If there is a success story among psychological conditions once considered spurious, it is that of Social Anxiety Disorder (SAD), psychological experts say.
"The whole issue of social phobias was once considered something that was not very important," Kupfer says. "As we discovered, this can cause a tremendous amount of impairment, and there are a whole lot of issues developmentally which affected coping with it."
In labeling this as a disorder, he says, medical professionals have been able to help millions of people who otherwise would have been told that they were simply shy.
Ongur agrees. "It's familiar to people because it's shyness, but it's really extreme shyness," he says. "It is something that can be very real and very impairing."
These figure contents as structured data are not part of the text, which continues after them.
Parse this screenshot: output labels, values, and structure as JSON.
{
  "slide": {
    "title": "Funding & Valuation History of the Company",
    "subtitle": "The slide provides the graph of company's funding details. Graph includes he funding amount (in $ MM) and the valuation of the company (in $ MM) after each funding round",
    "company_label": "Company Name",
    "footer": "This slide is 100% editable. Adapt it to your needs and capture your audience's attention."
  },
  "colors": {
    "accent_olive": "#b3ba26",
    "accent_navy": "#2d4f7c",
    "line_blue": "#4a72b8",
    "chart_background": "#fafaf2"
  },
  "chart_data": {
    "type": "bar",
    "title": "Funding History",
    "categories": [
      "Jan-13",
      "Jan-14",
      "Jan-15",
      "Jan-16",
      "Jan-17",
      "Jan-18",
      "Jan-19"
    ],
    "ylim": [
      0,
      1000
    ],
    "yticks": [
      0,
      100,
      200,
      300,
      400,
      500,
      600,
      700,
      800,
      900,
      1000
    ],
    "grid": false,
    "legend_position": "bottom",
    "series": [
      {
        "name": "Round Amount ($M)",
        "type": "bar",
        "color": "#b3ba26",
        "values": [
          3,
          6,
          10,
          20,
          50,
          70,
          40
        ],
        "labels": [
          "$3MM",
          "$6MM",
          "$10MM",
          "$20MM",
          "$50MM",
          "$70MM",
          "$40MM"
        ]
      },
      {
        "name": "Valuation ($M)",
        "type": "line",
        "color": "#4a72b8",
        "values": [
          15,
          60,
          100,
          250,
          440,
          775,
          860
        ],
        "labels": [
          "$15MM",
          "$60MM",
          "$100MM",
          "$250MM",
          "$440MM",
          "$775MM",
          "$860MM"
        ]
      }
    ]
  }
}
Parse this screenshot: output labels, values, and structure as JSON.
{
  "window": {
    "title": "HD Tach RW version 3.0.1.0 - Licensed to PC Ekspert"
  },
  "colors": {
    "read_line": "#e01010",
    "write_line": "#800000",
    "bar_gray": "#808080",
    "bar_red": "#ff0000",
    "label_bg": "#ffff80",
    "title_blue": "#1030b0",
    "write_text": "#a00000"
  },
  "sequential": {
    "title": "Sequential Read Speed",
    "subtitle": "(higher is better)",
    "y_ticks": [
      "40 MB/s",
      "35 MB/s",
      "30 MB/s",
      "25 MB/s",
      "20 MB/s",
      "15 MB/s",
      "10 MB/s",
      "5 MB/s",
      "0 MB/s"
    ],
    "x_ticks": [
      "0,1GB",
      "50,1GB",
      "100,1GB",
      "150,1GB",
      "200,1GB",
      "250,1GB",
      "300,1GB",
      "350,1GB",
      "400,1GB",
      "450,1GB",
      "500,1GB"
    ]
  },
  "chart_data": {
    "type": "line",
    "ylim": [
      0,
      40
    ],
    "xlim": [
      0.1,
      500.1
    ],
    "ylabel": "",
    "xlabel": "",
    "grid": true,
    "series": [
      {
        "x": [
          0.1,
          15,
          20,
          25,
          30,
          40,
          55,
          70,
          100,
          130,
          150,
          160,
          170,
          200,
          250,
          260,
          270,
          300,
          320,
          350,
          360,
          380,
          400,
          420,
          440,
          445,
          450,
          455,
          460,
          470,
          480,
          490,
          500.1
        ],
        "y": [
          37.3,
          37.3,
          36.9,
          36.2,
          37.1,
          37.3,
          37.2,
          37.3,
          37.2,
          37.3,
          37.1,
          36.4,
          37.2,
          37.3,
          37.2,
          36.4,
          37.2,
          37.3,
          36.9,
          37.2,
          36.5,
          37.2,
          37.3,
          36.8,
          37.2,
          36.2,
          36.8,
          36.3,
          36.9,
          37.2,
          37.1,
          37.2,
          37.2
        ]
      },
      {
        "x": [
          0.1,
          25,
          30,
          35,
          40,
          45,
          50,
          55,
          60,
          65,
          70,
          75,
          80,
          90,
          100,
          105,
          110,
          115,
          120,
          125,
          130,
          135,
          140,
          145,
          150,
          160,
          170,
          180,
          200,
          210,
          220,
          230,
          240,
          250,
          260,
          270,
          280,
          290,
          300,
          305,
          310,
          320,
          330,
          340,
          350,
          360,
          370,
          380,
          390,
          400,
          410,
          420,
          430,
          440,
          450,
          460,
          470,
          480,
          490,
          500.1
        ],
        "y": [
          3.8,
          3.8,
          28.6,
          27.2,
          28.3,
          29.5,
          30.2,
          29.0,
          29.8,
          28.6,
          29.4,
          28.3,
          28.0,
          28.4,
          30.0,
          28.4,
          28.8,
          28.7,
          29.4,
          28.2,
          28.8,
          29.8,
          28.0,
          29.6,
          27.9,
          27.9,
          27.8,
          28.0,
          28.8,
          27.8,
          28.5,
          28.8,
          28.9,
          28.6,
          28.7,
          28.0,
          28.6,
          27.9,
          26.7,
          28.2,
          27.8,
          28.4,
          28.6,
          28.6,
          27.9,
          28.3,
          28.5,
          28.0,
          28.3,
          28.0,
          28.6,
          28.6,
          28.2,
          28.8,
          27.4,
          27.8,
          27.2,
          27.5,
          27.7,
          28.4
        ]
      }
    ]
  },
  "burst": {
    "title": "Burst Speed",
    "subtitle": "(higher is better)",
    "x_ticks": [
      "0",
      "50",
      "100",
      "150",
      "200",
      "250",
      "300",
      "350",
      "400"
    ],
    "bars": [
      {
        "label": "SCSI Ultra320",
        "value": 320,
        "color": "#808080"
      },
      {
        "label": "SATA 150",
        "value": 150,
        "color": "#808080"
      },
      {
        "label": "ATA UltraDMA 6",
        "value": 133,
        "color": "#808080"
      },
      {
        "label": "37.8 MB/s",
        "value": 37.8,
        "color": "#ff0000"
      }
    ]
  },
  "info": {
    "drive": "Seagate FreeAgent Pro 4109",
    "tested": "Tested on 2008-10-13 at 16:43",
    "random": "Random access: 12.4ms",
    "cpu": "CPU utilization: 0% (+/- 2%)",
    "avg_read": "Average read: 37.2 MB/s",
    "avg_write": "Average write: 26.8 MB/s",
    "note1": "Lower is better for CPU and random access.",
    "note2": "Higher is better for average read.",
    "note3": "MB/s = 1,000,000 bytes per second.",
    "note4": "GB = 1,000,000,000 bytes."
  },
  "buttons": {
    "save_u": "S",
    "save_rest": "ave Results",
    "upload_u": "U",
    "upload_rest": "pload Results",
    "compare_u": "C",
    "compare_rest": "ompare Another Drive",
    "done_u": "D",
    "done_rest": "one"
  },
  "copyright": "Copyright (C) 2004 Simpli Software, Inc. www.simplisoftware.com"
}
Those who suffer from SAD often find themselves faced with seemingly insurmountable anxiety when it comes to interacting in certain social situations. Most common are feelings of being watched, scrutinized and criticized by others. So intense is this anxiety that it can sometimes lead to a panic attack.
In most cases, these fears are unreasonable. Counseling can often help those who live in near-constant fear of being embarrassed or humiliated in front of others. Coaching in social skills may also be needed in order to help those with SAD better integrate themselves into comfortable social circles.
"Social phobia ... is a relatively new diagnosis," Galynker says. "Many people have difficulty socializing, of course. This is just a label to help treat people who have it."
And Galynker says the changing perception of SAD and psychological conditions like it will hopefully help remove the stigma so often associated with such disorders.
"Everybody has a problem, really," he says. "Nobody does not have some sort of diagnosis."